60 yıldan bu yana balcılık mesleğini yaptığını belirten Cuma Karahan,“Arıcılık kolay bir meslek değil. Arı çok nazik, çok zarif bir hayvandır. Arı 3 ile 6 kilometre arasında gider fazla gidemez. Bal 5 ayda oğul verir. Oğuldan sonra 7 ayda arı bal yapmaya başlar. Bu mesleğe yıllarımı verdim. Balın petek çeşidi fenni baldır. Bir de kara kovan balı vardır. Onu da yüzde yüz arı yapar.Fenni balın peteği hazırdır. Kara kovan balı yüzde yüz kendi balı olduğu için zahmet görür.1980 yılından beri balcılık yapıyorum. Dışarı gittim ancak buraya gelince balcılık mesleğine devam ettim” dedi.

Balın siroz hastalığının tedavisinde önem arz ettiğini aktaran Karahan, “Bal mide ve bağırsak gazlarını gidererek kanı çoğaltır. Balın faydalarından birisi ise; idrarı söktürüp öksürüğü kesmesidir. Bal vücudu güçlendirerek vücutta oluşan rutubeti dışarı atıyor. Damarları genişleterek kalbi güçlendiren bal, mide ve bağırsaktaki artık maddeleri dışarı atar. Bal, felç ve yüz felcini önlüyor. Zehirlenmelere karşı mukavemet gösteren bal, mideye ferahlık verir. Bal çörek otu ile beraber yenildiğinde sırt ağrılarını önlüyor. Bal limonla içildiği zaman nezlenin geçmesini sağlıyor. Antibakteriyel özelliğinden dolayı içinde, bakteri ve mantar oluşturmayan bal, birçok gıda içerisinde bozulmadan saklanan bir özelliği sahip” diye konuştu.
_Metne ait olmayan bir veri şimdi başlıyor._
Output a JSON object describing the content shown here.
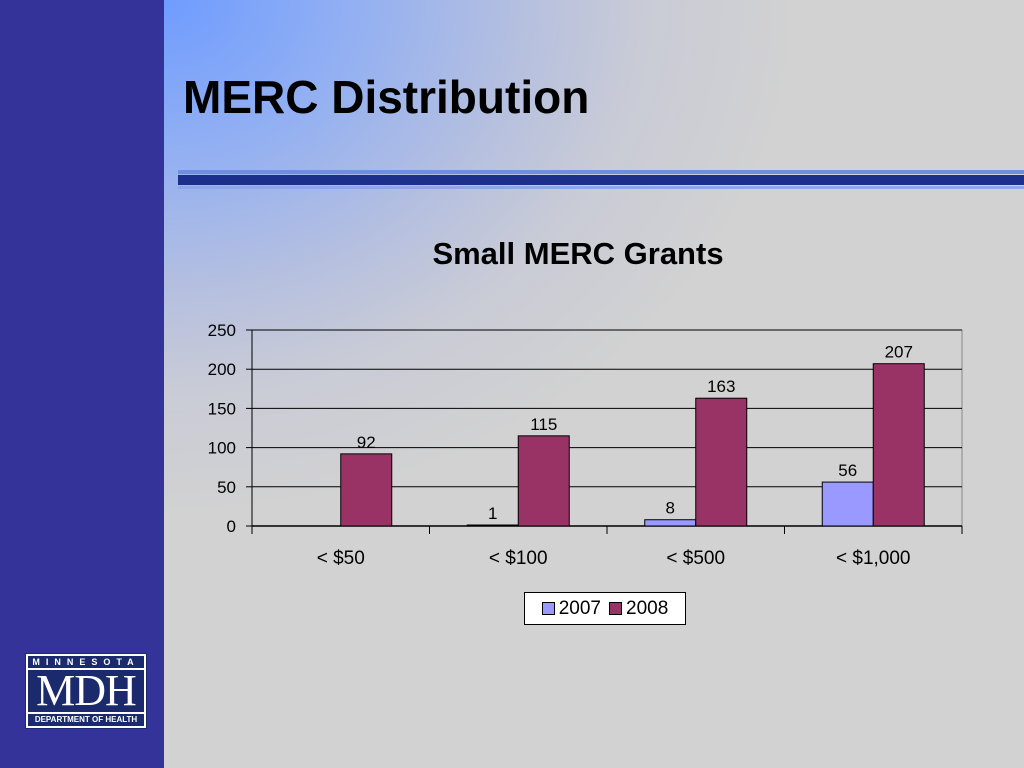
{
  "slide": {
    "title": "MERC Distribution"
  },
  "colors": {
    "sidebar": "#333399",
    "series_2007": "#9999ff",
    "series_2008": "#993366",
    "header_rule": "#1c2f8a"
  },
  "logo": {
    "top_text": "MINNESOTA",
    "main_text": "MDH",
    "bottom_text": "DEPARTMENT OF HEALTH"
  },
  "chart_data": {
    "type": "bar",
    "title": "Small MERC Grants",
    "categories": [
      "< $50",
      "< $100",
      "< $500",
      "< $1,000"
    ],
    "series": [
      {
        "name": "2007",
        "values": [
          null,
          1,
          8,
          56
        ]
      },
      {
        "name": "2008",
        "values": [
          92,
          115,
          163,
          207
        ]
      }
    ],
    "ylim": [
      0,
      250
    ],
    "yticks": [
      0,
      50,
      100,
      150,
      200,
      250
    ],
    "xlabel": "",
    "ylabel": "",
    "grid": true,
    "legend": "bottom",
    "data_labels": true
  }
}
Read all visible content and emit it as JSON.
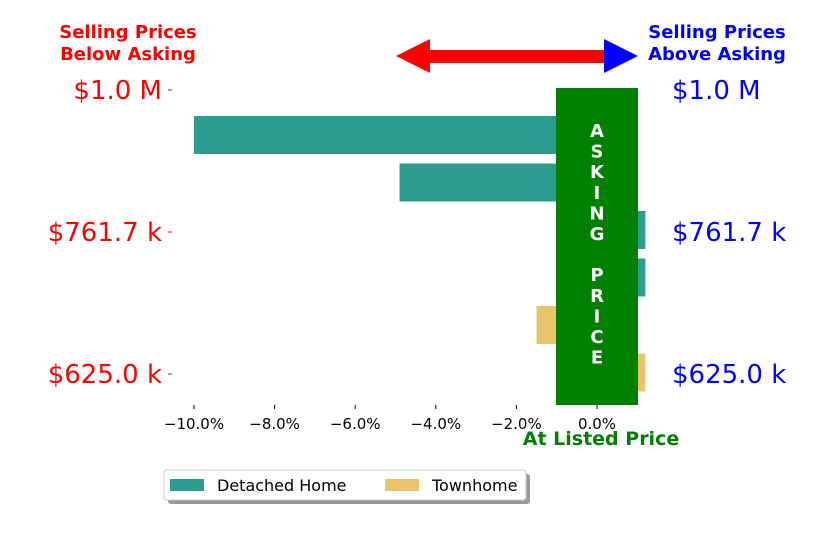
{
  "chart_data": {
    "type": "bar",
    "orientation": "horizontal",
    "series": [
      {
        "name": "Detached Home",
        "color": "#2a9d8f"
      },
      {
        "name": "Townhome",
        "color": "#e9c46a"
      }
    ],
    "bars": [
      {
        "series": "Detached Home",
        "value": -10.0
      },
      {
        "series": "Detached Home",
        "value": -4.9
      },
      {
        "series": "Detached Home",
        "value": 1.2
      },
      {
        "series": "Detached Home",
        "value": 1.2
      },
      {
        "series": "Townhome",
        "value": -1.5
      },
      {
        "series": "Townhome",
        "value": 1.2
      }
    ],
    "xlim": [
      -10.9,
      1.2
    ],
    "x_ticks": [
      -10,
      -8,
      -6,
      -4,
      -2,
      0
    ],
    "x_tick_labels": [
      "−10.0%",
      "−8.0%",
      "−6.0%",
      "−4.0%",
      "−2.0%",
      "0.0%"
    ],
    "y_tick_labels_left": [
      "$1.0 M",
      "$761.7 k",
      "$625.0 k"
    ],
    "y_tick_labels_right": [
      "$1.0 M",
      "$761.7 k",
      "$625.0 k"
    ],
    "left_header": [
      "Selling Prices",
      "Below Asking"
    ],
    "right_header": [
      "Selling Prices",
      "Above Asking"
    ],
    "band_letters": [
      "A",
      "S",
      "K",
      "I",
      "N",
      "G",
      "",
      "P",
      "R",
      "I",
      "C",
      "E"
    ],
    "center_label": "At Listed Price",
    "legend_position": "bottom-left",
    "colors": {
      "below": "#ff0000",
      "above": "#0000ff",
      "asking_band": "#008000"
    }
  }
}
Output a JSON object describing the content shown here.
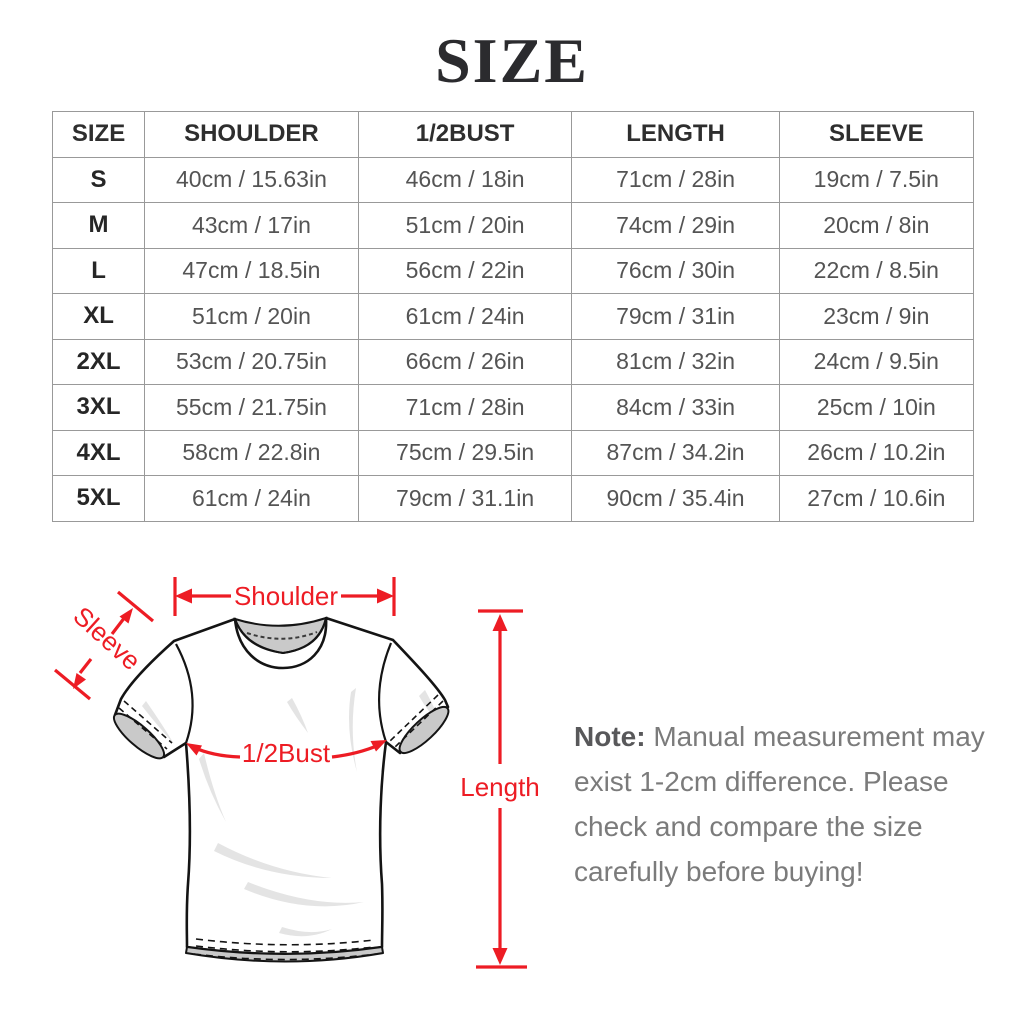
{
  "title": "SIZE",
  "table": {
    "headers": [
      "SIZE",
      "SHOULDER",
      "1/2BUST",
      "LENGTH",
      "SLEEVE"
    ],
    "rows": [
      [
        "S",
        "40cm / 15.63in",
        "46cm / 18in",
        "71cm / 28in",
        "19cm / 7.5in"
      ],
      [
        "M",
        "43cm / 17in",
        "51cm / 20in",
        "74cm / 29in",
        "20cm / 8in"
      ],
      [
        "L",
        "47cm / 18.5in",
        "56cm / 22in",
        "76cm / 30in",
        "22cm / 8.5in"
      ],
      [
        "XL",
        "51cm / 20in",
        "61cm / 24in",
        "79cm / 31in",
        "23cm / 9in"
      ],
      [
        "2XL",
        "53cm / 20.75in",
        "66cm / 26in",
        "81cm / 32in",
        "24cm / 9.5in"
      ],
      [
        "3XL",
        "55cm / 21.75in",
        "71cm / 28in",
        "84cm / 33in",
        "25cm / 10in"
      ],
      [
        "4XL",
        "58cm / 22.8in",
        "75cm / 29.5in",
        "87cm / 34.2in",
        "26cm / 10.2in"
      ],
      [
        "5XL",
        "61cm / 24in",
        "79cm / 31.1in",
        "90cm / 35.4in",
        "27cm / 10.6in"
      ]
    ]
  },
  "diagram": {
    "labels": {
      "shoulder": "Shoulder",
      "sleeve": "Sleeve",
      "bust": "1/2Bust",
      "length": "Length"
    },
    "colors": {
      "annotation_red": "#ED1C24",
      "outline_black": "#141414",
      "fabric_gray": "#c9c9c9"
    }
  },
  "note": {
    "label": "Note:",
    "text": "Manual measurement may exist 1-2cm difference. Please check and compare the size carefully before buying!"
  }
}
Balın birkaç dakika içerisinde ağrıları dindirdiğini kaydeden Karahan, “Bal, süt ile karıştırılıp içilirse ağrıları kesiyor. Gözün görme gücünü de arttırıyor. Romatizmalı hastalarda kullanıldığı zaman hastanın kısa sürede iyileşmesini sağlıyor. Bal içerdiği enzimler sayesinde de şişmanlığı önler” ifadelerini kullandı.

Bal Nedir

Bal, arılar tarafından çiçeklerden ve meyve tomurcuklarından alınarak yutulan nektarın arıların bal midesi denilen organlarında invertaz enzimi sayesinde kimyasal değişime uğramasıyla oluşan ve kovandaki petek hücrelerine yerleştirilen çok faydalı bir besindir. Nektar bala çevrilirken arılar sağladıkları invertaz enzimi sayesinde sakkarozu inversiyona uğratarak fruktoz ve glikoz şeklinde basit şekerlere dönüştürür ve fermantasyonun meydana gelmesini önleyecek miktarda suyunu uçururlar. Kovandaki hücrelere yerleştirilen ve üzeri mumdan bir kapakla örtülen bal arılarca sağlanan özel havalandırma sistemi sayesinde bildiğimiz tat ve kıvama gelir.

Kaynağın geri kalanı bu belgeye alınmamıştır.